Prowadzenie bydła w zachodnich Stanach Zjednoczonych w dużej mierze zakończyło się pod koniec XIX wieku, głównie dzięki połączeniu ogrodzenia z drutu kolczastego i nowej wygody kolei. Otwarty obszar był coraz bardziej blokowany przez ogrodzenia hodowcy owiec i hodowcy bydła zamknęli swoje ziemie, aby zapobiec ingerencji z innego bydła. Tymczasem transport pociągiem okazał się szybszy, bezpieczniejszy i tańszy.
Długie bydło przemierzające ustalone trasy, takie jak 500-milowy Szlak Chisholm do punktów żeglugowych i do uboju, stało się ikoną amerykańskiej tradycji, ale były niepraktyczne. Zespoły kowbojów mogły przemieszczać się tylko na krótkich dystansach każdego dnia, więc bydło nie traciło zbyt wiele na wadze i musiało bronić ich przed drapieżnikami i hochsztaplerami. Wraz z rozwojem populacji Zachodu, farmerzy i farmerzy uniemożliwili bydłu inne żerowanie na swoich ziemiach, kładąc drut kolczasty, skutecznie zamykając otwarty obszar.

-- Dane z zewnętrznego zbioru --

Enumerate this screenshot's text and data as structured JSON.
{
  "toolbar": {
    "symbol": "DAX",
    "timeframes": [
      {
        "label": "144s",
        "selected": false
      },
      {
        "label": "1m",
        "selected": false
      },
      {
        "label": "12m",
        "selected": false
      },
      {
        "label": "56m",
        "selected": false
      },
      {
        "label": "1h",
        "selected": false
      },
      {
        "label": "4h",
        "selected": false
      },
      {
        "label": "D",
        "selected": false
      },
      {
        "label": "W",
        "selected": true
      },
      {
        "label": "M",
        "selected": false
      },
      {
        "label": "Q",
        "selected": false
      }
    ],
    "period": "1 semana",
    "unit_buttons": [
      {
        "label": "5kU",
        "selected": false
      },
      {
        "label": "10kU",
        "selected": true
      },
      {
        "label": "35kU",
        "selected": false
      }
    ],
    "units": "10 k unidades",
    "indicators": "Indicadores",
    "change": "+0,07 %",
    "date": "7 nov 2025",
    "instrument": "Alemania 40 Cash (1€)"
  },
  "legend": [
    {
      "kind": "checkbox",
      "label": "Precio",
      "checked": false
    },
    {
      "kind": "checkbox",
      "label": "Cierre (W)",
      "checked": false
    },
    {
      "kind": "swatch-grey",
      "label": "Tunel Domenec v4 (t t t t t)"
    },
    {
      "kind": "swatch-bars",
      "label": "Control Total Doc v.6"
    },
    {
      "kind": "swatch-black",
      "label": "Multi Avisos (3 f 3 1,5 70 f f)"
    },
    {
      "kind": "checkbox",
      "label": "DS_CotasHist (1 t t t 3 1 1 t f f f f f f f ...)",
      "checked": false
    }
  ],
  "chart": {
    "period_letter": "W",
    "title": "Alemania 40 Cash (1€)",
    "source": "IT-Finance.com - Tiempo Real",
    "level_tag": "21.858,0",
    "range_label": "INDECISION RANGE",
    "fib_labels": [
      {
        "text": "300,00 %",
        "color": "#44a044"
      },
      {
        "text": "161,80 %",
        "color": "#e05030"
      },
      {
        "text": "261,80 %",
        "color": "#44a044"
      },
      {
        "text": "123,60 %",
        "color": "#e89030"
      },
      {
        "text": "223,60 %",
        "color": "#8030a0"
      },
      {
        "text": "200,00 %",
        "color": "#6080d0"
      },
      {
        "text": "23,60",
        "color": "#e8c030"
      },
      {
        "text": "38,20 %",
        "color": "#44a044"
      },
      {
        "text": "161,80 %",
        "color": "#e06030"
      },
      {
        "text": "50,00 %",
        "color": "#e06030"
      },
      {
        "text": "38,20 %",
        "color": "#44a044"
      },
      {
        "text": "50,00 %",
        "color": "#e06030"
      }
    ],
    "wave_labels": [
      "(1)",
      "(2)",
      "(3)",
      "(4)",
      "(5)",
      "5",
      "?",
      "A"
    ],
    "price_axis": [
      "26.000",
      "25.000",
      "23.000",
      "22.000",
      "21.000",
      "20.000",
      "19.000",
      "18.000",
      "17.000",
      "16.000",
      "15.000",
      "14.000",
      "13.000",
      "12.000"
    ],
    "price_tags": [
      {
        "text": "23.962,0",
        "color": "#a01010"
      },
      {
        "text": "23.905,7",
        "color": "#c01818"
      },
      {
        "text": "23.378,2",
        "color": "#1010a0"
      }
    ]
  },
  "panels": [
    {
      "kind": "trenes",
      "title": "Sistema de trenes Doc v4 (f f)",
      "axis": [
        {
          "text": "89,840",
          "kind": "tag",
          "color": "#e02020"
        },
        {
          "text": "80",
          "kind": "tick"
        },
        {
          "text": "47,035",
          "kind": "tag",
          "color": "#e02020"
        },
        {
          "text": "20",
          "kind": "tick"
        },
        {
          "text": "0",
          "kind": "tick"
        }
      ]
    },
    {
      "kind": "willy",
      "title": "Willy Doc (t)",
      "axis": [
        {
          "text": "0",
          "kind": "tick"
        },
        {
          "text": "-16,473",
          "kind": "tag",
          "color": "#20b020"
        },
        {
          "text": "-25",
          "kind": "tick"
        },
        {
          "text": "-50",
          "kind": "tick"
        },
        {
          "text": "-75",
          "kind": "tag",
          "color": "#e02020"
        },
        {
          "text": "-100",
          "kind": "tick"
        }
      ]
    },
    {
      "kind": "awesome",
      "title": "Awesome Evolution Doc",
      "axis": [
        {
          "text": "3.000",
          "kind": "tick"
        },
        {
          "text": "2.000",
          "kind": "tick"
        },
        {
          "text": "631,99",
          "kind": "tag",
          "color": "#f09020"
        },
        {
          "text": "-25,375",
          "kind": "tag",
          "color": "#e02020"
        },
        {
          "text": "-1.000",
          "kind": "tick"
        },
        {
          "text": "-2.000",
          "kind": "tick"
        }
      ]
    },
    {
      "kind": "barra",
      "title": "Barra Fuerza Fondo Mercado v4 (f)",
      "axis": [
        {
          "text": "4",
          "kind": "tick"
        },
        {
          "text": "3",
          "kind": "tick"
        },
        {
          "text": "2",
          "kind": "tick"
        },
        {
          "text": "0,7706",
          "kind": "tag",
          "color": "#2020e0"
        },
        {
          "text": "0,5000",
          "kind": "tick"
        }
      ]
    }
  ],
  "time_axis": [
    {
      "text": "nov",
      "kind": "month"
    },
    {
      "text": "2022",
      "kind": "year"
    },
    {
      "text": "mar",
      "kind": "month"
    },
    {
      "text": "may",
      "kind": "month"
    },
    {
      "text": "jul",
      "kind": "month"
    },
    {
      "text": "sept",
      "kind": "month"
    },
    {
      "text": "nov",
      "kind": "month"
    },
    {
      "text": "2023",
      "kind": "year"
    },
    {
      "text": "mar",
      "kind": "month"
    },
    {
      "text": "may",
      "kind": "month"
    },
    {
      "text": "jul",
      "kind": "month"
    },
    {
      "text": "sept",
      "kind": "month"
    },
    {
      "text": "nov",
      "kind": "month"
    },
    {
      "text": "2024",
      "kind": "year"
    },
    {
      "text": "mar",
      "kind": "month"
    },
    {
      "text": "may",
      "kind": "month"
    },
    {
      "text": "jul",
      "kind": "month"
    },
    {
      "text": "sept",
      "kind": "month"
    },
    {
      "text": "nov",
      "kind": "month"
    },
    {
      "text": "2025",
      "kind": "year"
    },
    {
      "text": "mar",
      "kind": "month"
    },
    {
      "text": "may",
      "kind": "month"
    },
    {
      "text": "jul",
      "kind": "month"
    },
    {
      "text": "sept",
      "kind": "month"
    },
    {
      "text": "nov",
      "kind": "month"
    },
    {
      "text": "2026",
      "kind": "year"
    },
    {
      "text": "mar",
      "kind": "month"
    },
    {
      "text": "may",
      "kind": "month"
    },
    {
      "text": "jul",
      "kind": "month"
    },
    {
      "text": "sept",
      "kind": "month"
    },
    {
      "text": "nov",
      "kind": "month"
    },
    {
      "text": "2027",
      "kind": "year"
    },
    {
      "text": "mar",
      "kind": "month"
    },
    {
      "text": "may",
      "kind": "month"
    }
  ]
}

Tymczasem pociągi zapewniały dogodny transport dla stad, przy czym bydlęce samochody mogły dotrzeć do Chicago i innych centrów handlowych w dzień lub dwa zamiast miesięcy. To dało farmerom więcej czasu na utuczenie krów i zmniejszenie siły roboczej niezbędnej do wprowadzenia ich na rynek. W miarę, jak kolejne linie pociągów rozciągały się wzdłuż dróg napędowych i stacji otwartych w miastach bydła, takich jak Abilene i Dodge City, więcej ranczerów wybrało tę formę transportu.
Dyski dla bydła są dziś o wiele krótsze niż te z XIX wieku i są przeznaczone raczej na turystykę niż na praktykę.